Imagine if Covid had happened pre-internet. We have
maintained relationships and connection through video calls and social media.
Without them, the isolation could have been much worse. Church too has
flourished through virtualisation. Small prayer groups and Bible studies occur
via video calls. Church services are also shared through this clunky means, or
through pre-recorded, heavily-edited productions, on social media, which demand
intensive volunteer labour.
In business, commentators are predicting the death of the
office, as companies, and workers, become used to operating from home. Even if
there is some return to physical space after the pandemic, there will certainly
be swathes of real estate in central London for sale in coming months and years.
But there is also a human cost to remote tele-working.
Many have commented that, despite productivity increasing, they miss the human
contact of socialising with fellow employees. There is also a cost in mental ill-health.

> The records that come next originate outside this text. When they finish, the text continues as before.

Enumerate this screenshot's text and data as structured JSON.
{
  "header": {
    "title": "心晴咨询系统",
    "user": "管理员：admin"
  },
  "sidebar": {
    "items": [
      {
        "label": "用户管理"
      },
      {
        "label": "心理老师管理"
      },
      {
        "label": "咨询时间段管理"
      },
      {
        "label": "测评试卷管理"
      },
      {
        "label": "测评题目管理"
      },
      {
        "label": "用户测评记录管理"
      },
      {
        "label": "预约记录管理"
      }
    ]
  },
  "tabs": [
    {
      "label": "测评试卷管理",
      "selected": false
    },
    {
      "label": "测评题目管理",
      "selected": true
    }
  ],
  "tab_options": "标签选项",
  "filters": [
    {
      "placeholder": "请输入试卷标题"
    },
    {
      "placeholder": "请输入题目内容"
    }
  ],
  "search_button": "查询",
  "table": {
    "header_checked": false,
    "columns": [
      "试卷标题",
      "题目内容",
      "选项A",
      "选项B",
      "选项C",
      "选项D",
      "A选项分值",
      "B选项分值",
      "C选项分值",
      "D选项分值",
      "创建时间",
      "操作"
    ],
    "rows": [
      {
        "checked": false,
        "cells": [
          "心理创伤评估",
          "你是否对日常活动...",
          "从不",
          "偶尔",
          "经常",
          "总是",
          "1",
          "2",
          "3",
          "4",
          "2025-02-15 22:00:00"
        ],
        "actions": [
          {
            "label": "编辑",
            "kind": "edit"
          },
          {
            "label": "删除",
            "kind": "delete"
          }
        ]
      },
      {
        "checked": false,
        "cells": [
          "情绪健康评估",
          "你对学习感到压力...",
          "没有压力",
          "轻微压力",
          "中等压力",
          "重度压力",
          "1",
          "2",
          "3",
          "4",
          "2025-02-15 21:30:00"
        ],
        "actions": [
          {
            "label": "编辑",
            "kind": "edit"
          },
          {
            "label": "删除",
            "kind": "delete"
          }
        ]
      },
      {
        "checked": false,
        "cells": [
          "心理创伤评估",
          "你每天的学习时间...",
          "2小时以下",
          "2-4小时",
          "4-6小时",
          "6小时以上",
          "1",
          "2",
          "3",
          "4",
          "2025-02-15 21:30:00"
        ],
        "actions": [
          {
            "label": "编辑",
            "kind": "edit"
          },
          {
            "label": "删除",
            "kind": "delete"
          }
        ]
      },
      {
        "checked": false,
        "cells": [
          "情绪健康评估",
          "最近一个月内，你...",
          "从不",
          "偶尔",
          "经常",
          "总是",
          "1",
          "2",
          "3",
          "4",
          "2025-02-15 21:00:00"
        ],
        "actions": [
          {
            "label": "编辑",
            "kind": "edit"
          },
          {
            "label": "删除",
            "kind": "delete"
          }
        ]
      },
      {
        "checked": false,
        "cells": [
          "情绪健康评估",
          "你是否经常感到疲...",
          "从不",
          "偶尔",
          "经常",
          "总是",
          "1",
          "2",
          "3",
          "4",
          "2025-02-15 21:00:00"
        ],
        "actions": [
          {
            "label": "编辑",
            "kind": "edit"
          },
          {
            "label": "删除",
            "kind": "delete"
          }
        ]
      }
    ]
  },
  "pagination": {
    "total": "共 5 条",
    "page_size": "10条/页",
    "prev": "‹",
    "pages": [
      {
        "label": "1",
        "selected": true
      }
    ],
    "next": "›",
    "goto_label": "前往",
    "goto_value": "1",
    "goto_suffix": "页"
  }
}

The absence of ‘presence’, another human being, exacts a toll on the psyche;
for example among older people in care homes, who didn’t have any family visits
during lockdown. Even those with dementia, who don’t recognise their relatives,
still missed their visits. And now, when we can meet again (in the open, with social
distancing) we still can’t embrace. So preoccupied has society been with the dangers
of abusive touching, we forgot the importance of loving, caring, touch. Might
similar dangers await online church?
In the 1970s, Marshall McLuhan wrote about the coming “discarnate”
society, formed through TV’s influence,
whereby our embodied existence was replaced through mediated technological
extensions. More recently, Charles Taylor wrote about our “excarnate” culture. This
disconnection from our physicality arises, he suggested, from the West’s
Platonic valorisation of the mind over the body. Besides both being Canadian, they
are also Roman Catholic. The sacramental identification of spiritual meaning with
physical matter, has surely affected their critique of disembodied modernity;
although one examines the immediate technological means of effecting it, and
the other the philosophical roots of the process. That McLuhan used the term “discarnate”,
and Taylor “excarnate”, perhaps reflects the fact that the former observed the
beginning, and the latter the realisation of this drift.
Already, before the pandemic, there was a reaction
against this digital virtualisation of life: artisan coffees, craft beers,
knitting, blacksmiths, yoga. Hipsterdom itself was an attempt to recover
something of the human. Even those earning a living in the ‘new economy’ sought
deeper meaning, and human connection, through material experience. Photographers
preferring film to digital images. Music listeners favouring the grainy sound
of vinyl over the clipped tones of the MP3. Self-help techniques and counselling
schools, eschewing over-cerebral talk-therapies, and advocating getting in
touch with feelings directly through identifying and monitoring our physical senses.
As John Naisbitt predicted, the future will be (is) both “hi-tech” and “hi-touch”,
virtual and physical, technological and personal.
For Christianity, being human is to be embodied, enfleshed.
Christ’s own incarnation, of Deity in humanity, is an example, and emphasis, of
this necessary truth about human existence.